Second-year Emory Goizueta MBA Willie Sullivan is one of our staff’s favorite MBAs we’ve come across for many reasons. First, is his unique path to business school. Raised in Jonesboro, Arkansas, Sullivan went to Arkansas State University in his hometown to major in music. A trained opera singer, Sullivan earned a master’s in music from the University of Michigan to study under George Shirley, who was the first Black tenor to perform in a leading role at the Metropolitan Opera in New York City.
“After that, I went out and tried to live that life of being a starving artist. And that lasted all of two years,” Sullivan told us back in November, adding that he decided he wanted to do more with his life and career. “That life wasn’t for me. But also, being an artist is a very isolating experience.”
So Sullivan went back to the University of Michigan to work in a marketing and fundraising role for the University Musical Society, a nonprofit performing arts center associated with the university. And then applied for the full-time MBA program at Emory.
But Sullivan is also one of our favorite MBAs because of why we initially met and spoke with him — being the lead organizer for the student-run John R. Lewis Racial Justice Case Competition, the “first case competition of its kind focusing on the intersection of business and racial inequality.” The competition, named after the late civil rights icon and congressman who represented the congressional district covering most of Atlanta for the past three decades before passing away in July is currently in the process of reviewing submitted applications.
It’s like the Cool Runnings of Israel. After being accepted into the Yale School of Management full-time MBA class of 2021, A.J. (Adam) Edelman deferred to build the first-ever Olympic Israeli bobsled team. A four-time Israeli national champion in the skeleton, Edelman is no stranger to the ice track. But this would be an entirely different challenge.
“And, at first, everything went well: After finding a multi-million-dollar sponsor to fund the next few years of his mission, Edelman told Yale he’d be taking at least two years away from his studies and began recruiting talent for the team,” P&Q contributor Riley Webster wrote in November.
“But in September the deal fell apart. The team went from $5 million in pledged support to nothing, and Edelman was faced with the biggest decision of his life: Let his country down, or liquidate his savings and take on a mountain of debt to fund the team himself.”
He chose to fund the team himself. And now, Edelman is doing just that as they rev up for the Beijing 2022 Winter Olympic Games.

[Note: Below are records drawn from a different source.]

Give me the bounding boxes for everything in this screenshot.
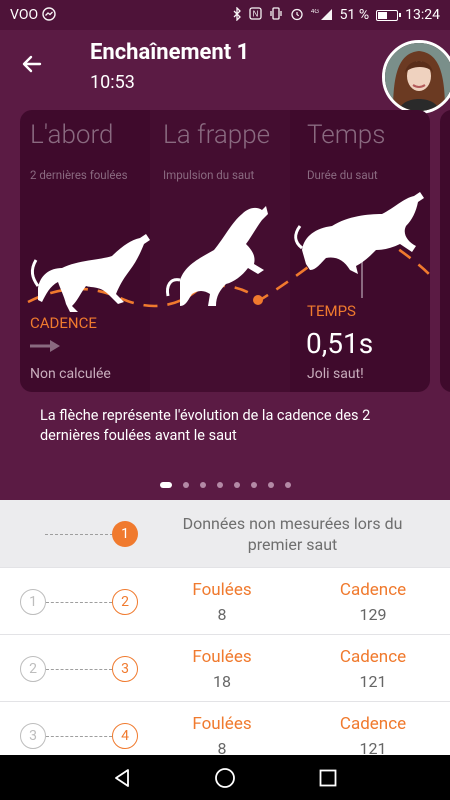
page-title: Enchaînement 1	[90, 40, 250, 65]
connector-line	[45, 534, 113, 535]
col-title-temps: Temps	[307, 120, 386, 150]
back-arrow-icon	[22, 55, 42, 73]
cadence-value: 121	[359, 739, 387, 755]
pager-dot[interactable]	[284, 482, 291, 488]
signal-4g-icon: 4G	[311, 7, 333, 24]
avatar[interactable]	[382, 40, 450, 114]
next-card-peek[interactable]	[440, 110, 450, 392]
square-recents-icon	[319, 769, 337, 786]
cadence-status: Non calculée	[30, 366, 111, 382]
list-item[interactable]: 1 2 Foulées 8 Cadence 129	[0, 568, 450, 635]
jump-from-badge: 3	[20, 723, 46, 749]
connector-line	[46, 602, 112, 603]
jump-from-badge: 2	[20, 656, 46, 682]
jump-to-badge: 2	[112, 589, 138, 615]
foulees-value: 8	[217, 739, 227, 755]
caption: La flèche représente l'évolution de la c…	[40, 407, 371, 444]
svg-text:4G: 4G	[311, 9, 319, 15]
stride-list: 1 Données non mesurées lors du premier s…	[0, 500, 450, 755]
pager-dot[interactable]	[250, 482, 257, 488]
triangle-back-icon	[114, 768, 129, 787]
messenger-icon	[42, 6, 56, 24]
takeoff-point-icon	[253, 295, 263, 305]
col-subtitle-frappe: Impulsion du saut	[163, 168, 255, 182]
back-button[interactable]	[20, 52, 50, 82]
horse-approach-icon	[30, 234, 150, 312]
bluetooth-icon	[232, 5, 242, 24]
alarm-icon	[290, 7, 304, 24]
clock: 13:24	[405, 7, 440, 23]
status-bar: VOO N 4G 51 % 13:24	[0, 0, 450, 30]
cadence-label: Cadence	[339, 714, 407, 734]
foulees-label: Foulées	[192, 580, 252, 600]
list-item[interactable]: 2 3 Foulées 18 Cadence 121	[0, 635, 450, 702]
cadence-value: 121	[359, 672, 387, 691]
battery-percent: 51 %	[339, 7, 370, 23]
cadence-value: 129	[359, 605, 387, 624]
avatar-portrait-icon	[385, 43, 450, 111]
connector-line	[46, 736, 112, 737]
jump-number-badge: 1	[112, 521, 138, 547]
nfc-icon: N	[249, 7, 262, 23]
carrier-label: VOO	[10, 7, 39, 23]
jump-from-badge: 1	[20, 589, 46, 615]
circle-home-icon	[215, 767, 235, 788]
cadence-label: Cadence	[339, 580, 407, 600]
pager-dot[interactable]	[159, 482, 172, 488]
nav-home-button[interactable]	[212, 765, 238, 791]
list-item[interactable]: 3 4 Foulées 8 Cadence 121	[0, 702, 450, 755]
cadence-label: CADENCE	[30, 314, 97, 332]
cadence-trend-arrow-icon	[30, 338, 62, 352]
col-title-abord: L'abord	[30, 120, 114, 150]
temps-label: TEMPS	[307, 302, 356, 320]
foulees-value: 18	[213, 672, 231, 691]
col-subtitle-temps: Durée du saut	[307, 168, 378, 182]
jump-summary-card[interactable]: L'abord 2 dernières foulées La frappe Im…	[20, 110, 430, 392]
horse-jump-icon	[294, 192, 424, 274]
hero-section: Enchaînement 1 10:53 L'abord 2 dernières…	[0, 30, 450, 500]
temps-comment: Joli saut!	[307, 366, 364, 382]
battery-icon	[376, 9, 402, 21]
foulees-label: Foulées	[192, 714, 252, 734]
cadence-label: Cadence	[339, 647, 407, 667]
pager-dot[interactable]	[233, 482, 240, 488]
foulees-label: Foulées	[192, 647, 252, 667]
list-item[interactable]: 1 Données non mesurées lors du premier s…	[0, 500, 450, 568]
nav-recents-button[interactable]	[315, 765, 341, 791]
connector-line	[46, 669, 112, 670]
jump-to-badge: 4	[112, 723, 138, 749]
pager-dot[interactable]	[199, 482, 206, 488]
pager-dot[interactable]	[182, 482, 189, 488]
vibrate-icon	[269, 7, 283, 23]
foulees-value: 8	[217, 605, 227, 624]
temps-value: 0,51s	[306, 327, 374, 360]
session-time: 10:53	[90, 72, 135, 93]
first-row-text: Données non mesurées lors du premier sau…	[182, 514, 403, 554]
system-nav-bar	[0, 755, 450, 800]
jump-to-badge: 3	[112, 656, 138, 682]
svg-text:N: N	[252, 10, 258, 19]
nav-back-button[interactable]	[109, 765, 135, 791]
pager-dot[interactable]	[267, 482, 274, 488]
pager-dot[interactable]	[216, 482, 223, 488]
pager-dots[interactable]	[0, 482, 450, 488]
col-title-frappe: La frappe	[163, 120, 271, 150]
col-subtitle-abord: 2 dernières foulées	[30, 168, 128, 182]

At Poets&Quants, we’re fans of MBAs who take unconventional paths to chase a dream or create a better world. Vanderbilt Owen MBA graduate Vishesh Chachra left a typical MBA path — an associate in the Leverage Acquisition Finance division of Bank of America Merrill Lynch — to pursue a career in … acting.
“For years, Chachra had strategically planned and built a successful business career in investment banking, and later in corporate development, where he was a vice president,” P&Q contributor Gregory Yang wrote last October. “But at age 33, he dropped everything to pursue a career in acting. Now seven years into his Hollywood career, Chachra has appeared in such films and TV shows as VICE, Cobra Kai, Silicon Valley, Criminal Minds, Hawaii Five-O, and most recently, Amazon’s Bulge Bracket series.”
Chachra’s acting interest went all the way back to the eighth grade when he played in his school’s rendition of “Our Town.” But as Chachra went to college at Georgia Tech and then the full-time MBA program at Vanderbilt, he was smitten by the cinematic glamor of Wall Street. Once there, he realized it wasn’t exactly what he’d hoped for.
“We’d get off at midnight,” Chachra recalls. “Go have happy hour at 1 o clock in the morning at some bar in New York and get up and do it all over again. There was no distinguishment between weekends and weekdays.”
After a 2 a.m. conversation with his father over a Scotch, Chachra decided to quit his job on Wall Street and give it a chance in acting. And so far, it’s paid off.